(The Center Square) – The final meeting of the Illinois Ranked-Choice and Election Systems Task Force is in the books and a final report to the General Assembly is the next step.
Ranked choice voting is where voters select several candidates, but rank them on most preferred versus least. Those rankings play in the final tally of the vote.
Last year, the group was formed through legislation. They’ve held several meetings in the past few months. The idea is to investigate having ranked choice voting for Illinois’ 2028 presidential primary.
Illinois’ panel heard from proponents like Abigail Drumm from the group FairVote Illinois. She addressed concerns that vote totals from such a system could come weeks after election day.
“It’s the exact same thing as doing what we do now because they are unofficial results, and yeah that may change as you get more ballots in, but that’s how elections work right now,” she said. “As you get more ballots in, the results may change.”
Illinois takes up to two weeks to count ballots now, to ensure all ballots postmarked for election day have time to make it through the mail system.
But, there were concerns that ranked choice voting could compound concerns. Tazewell County Clerk John Ackerman said both sides already question election outcomes as is evident from 2016 and 2020.
Adding ranked choice to the mix may make things worse.
“We hear enough already when the vote count changes drastically as new votes are counted,” he said. “I can only imagine as we’re saying that candidates aren’t in there anymore, that they are in there, that would cause vast confusion throughout the state.”

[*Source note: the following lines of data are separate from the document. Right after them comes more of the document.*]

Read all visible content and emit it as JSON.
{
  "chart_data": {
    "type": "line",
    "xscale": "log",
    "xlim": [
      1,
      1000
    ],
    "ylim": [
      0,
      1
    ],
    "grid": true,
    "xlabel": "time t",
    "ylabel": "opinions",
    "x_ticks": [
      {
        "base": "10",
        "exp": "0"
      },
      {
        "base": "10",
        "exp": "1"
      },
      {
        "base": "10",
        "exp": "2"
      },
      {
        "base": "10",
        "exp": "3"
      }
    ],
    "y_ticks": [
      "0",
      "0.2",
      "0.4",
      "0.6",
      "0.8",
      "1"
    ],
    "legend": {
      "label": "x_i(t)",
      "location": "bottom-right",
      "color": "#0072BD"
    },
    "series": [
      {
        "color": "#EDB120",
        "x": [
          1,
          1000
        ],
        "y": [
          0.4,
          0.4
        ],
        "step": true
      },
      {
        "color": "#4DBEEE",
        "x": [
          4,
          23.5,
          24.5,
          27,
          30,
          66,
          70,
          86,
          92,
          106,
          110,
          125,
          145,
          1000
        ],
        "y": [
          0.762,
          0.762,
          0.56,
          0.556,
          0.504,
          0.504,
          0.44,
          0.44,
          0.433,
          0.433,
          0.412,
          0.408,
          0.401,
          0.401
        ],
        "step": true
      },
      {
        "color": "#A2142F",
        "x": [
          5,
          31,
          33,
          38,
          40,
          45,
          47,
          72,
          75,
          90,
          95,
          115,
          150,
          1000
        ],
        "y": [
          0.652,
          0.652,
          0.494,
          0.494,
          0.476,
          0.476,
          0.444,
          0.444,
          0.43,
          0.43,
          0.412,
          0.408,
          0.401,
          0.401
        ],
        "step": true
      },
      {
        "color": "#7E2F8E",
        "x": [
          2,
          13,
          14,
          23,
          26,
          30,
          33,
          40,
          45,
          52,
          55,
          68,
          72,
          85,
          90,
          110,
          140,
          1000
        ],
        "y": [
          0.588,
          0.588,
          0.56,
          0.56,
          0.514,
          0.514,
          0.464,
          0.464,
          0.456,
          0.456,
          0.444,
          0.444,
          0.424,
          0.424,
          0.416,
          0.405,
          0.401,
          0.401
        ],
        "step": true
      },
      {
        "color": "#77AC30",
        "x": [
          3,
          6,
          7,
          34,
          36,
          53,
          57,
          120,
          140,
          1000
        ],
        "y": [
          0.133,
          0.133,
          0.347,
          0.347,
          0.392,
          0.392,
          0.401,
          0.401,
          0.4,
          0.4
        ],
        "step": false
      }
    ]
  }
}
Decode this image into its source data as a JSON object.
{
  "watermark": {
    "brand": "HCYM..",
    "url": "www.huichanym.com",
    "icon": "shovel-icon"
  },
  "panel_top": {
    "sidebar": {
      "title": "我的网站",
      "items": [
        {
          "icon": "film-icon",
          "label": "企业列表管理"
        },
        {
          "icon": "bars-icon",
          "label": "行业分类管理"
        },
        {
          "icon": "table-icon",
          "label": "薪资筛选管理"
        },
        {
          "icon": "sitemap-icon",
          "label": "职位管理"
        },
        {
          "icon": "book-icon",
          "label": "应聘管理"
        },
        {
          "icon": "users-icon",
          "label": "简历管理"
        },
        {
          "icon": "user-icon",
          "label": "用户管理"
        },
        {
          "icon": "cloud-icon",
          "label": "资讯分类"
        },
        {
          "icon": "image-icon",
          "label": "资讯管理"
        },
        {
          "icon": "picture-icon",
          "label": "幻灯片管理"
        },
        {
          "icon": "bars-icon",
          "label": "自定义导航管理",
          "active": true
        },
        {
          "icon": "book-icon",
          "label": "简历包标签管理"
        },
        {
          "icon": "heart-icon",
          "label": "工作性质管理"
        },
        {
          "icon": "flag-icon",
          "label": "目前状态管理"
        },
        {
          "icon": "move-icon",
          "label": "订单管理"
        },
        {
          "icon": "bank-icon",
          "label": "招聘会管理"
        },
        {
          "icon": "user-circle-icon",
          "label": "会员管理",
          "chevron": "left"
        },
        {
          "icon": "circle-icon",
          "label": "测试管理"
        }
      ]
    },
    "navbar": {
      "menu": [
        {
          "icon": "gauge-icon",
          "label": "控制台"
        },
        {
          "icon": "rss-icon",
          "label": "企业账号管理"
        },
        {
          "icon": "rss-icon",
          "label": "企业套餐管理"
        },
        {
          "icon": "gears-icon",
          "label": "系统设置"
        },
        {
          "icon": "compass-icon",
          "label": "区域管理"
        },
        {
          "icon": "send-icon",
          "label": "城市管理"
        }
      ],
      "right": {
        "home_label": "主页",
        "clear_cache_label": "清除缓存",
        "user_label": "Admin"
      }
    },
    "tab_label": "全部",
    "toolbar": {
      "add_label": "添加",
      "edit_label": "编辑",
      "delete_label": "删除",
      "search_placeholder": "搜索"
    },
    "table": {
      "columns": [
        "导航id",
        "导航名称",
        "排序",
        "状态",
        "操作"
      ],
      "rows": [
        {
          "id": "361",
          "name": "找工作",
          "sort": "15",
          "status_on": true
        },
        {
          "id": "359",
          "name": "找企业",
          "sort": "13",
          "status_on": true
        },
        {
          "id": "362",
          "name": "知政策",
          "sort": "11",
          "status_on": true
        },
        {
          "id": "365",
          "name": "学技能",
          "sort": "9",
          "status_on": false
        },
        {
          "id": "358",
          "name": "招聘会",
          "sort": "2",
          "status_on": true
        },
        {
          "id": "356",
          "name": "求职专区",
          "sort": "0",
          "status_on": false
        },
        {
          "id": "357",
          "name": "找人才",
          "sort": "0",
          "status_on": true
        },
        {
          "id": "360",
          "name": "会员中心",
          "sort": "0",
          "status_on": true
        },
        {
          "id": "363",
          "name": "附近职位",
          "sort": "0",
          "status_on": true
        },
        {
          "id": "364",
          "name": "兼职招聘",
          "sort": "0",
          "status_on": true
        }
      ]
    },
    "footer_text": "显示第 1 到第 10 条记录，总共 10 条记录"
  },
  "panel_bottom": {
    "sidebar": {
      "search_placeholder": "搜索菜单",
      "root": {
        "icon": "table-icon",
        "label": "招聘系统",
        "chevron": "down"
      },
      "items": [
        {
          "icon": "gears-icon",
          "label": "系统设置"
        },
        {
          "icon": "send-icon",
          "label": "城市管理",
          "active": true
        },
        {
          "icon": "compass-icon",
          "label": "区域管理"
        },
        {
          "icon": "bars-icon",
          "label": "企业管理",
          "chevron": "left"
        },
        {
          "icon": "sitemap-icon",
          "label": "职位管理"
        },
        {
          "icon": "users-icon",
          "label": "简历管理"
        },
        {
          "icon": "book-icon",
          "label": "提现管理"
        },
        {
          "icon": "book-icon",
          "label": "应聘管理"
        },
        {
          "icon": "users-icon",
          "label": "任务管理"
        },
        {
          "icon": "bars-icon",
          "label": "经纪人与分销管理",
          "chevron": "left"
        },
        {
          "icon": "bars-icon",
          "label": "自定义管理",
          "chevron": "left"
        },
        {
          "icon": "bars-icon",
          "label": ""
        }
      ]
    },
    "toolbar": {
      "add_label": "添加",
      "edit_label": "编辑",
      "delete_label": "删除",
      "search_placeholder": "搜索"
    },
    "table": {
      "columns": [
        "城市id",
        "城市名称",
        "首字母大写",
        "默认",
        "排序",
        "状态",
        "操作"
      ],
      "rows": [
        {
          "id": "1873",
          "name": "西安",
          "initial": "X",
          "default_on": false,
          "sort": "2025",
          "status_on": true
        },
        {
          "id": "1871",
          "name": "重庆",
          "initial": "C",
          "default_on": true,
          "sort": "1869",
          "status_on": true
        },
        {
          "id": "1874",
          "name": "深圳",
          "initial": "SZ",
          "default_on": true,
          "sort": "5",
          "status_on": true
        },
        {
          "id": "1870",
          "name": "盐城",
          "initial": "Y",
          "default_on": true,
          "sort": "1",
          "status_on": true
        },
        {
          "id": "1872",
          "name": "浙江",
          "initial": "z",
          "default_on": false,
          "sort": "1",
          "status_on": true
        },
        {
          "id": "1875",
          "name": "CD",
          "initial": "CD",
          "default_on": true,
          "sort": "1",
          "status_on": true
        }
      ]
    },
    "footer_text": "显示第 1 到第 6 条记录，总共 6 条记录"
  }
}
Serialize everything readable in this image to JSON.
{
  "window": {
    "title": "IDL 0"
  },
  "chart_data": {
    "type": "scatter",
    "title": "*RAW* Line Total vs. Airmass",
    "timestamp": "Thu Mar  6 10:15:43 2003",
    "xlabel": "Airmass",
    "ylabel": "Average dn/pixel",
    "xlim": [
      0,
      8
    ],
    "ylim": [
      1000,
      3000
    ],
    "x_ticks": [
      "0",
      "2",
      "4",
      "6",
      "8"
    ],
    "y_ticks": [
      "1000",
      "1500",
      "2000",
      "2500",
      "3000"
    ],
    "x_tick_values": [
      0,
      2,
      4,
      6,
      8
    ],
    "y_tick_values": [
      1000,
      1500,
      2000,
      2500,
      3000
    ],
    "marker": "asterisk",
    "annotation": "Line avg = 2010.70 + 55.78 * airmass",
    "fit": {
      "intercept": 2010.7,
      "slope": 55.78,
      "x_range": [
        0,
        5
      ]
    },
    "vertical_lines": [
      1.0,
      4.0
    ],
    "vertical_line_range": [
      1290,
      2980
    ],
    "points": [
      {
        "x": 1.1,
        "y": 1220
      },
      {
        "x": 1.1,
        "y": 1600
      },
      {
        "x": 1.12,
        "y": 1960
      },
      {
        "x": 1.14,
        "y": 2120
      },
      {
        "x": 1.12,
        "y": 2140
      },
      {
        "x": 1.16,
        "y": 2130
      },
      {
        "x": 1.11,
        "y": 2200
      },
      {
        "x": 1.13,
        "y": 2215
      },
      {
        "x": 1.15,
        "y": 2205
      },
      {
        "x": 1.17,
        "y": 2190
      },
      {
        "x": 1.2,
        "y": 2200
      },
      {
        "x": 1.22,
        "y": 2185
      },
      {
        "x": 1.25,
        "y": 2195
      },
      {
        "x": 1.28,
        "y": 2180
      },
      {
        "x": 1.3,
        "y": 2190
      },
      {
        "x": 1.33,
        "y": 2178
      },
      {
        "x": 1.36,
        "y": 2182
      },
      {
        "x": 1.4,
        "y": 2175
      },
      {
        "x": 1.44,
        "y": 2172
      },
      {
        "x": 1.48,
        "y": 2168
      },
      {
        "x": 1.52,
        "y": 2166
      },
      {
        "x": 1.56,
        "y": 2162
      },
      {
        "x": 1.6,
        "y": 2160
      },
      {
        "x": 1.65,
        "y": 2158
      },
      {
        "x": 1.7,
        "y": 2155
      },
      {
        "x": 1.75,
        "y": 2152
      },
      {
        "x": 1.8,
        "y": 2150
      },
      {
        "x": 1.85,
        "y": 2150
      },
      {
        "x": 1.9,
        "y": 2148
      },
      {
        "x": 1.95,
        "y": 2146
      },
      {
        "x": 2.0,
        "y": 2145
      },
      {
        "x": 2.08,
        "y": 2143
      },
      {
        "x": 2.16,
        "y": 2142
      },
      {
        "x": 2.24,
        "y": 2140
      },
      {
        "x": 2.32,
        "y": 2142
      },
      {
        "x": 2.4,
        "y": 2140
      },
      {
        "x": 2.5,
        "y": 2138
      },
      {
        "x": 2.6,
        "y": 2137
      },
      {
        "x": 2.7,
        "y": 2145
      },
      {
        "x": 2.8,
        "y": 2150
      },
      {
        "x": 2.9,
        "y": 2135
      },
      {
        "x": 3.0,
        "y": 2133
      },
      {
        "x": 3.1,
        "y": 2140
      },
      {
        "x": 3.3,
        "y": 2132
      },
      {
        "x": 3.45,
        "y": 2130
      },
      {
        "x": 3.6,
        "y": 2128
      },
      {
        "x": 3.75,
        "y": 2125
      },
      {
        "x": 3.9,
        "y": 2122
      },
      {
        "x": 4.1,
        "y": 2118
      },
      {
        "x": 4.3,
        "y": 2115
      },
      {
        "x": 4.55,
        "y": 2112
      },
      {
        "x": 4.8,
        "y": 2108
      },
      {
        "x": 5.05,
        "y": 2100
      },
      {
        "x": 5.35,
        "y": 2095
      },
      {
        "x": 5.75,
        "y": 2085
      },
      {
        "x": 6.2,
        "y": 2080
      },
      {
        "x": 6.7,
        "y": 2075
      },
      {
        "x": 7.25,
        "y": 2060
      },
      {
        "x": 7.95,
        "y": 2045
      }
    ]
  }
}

Ackerman also said there has been little to no discussion about what it would cost taxpayers in new equipment, staff and training to upend the current process for a new one.
State Rep. Kam Buckner, D-Chicago, discussed his support for ranked choice voting.
“We should be using modern election machines and software and right now there are still counties in Illinois that are using paper ballots and we really need to move past that,” Buckner said.
Ackerman said every jurisdiction in the state must have paper ballots to audit by law. He also said a ranked choice system would force centralizing the state’s elections, something he’s heard as an election official is not the most secure.
“You would have to hack the elections in 109 different jurisdictions in order to successfully attack the Illinois election process,” Ackerman said. “So our diversity, we’ve heard from the feds, is actually our greatest strength.”
The next meeting of the group to finalize a report to the General Assembly is April 8.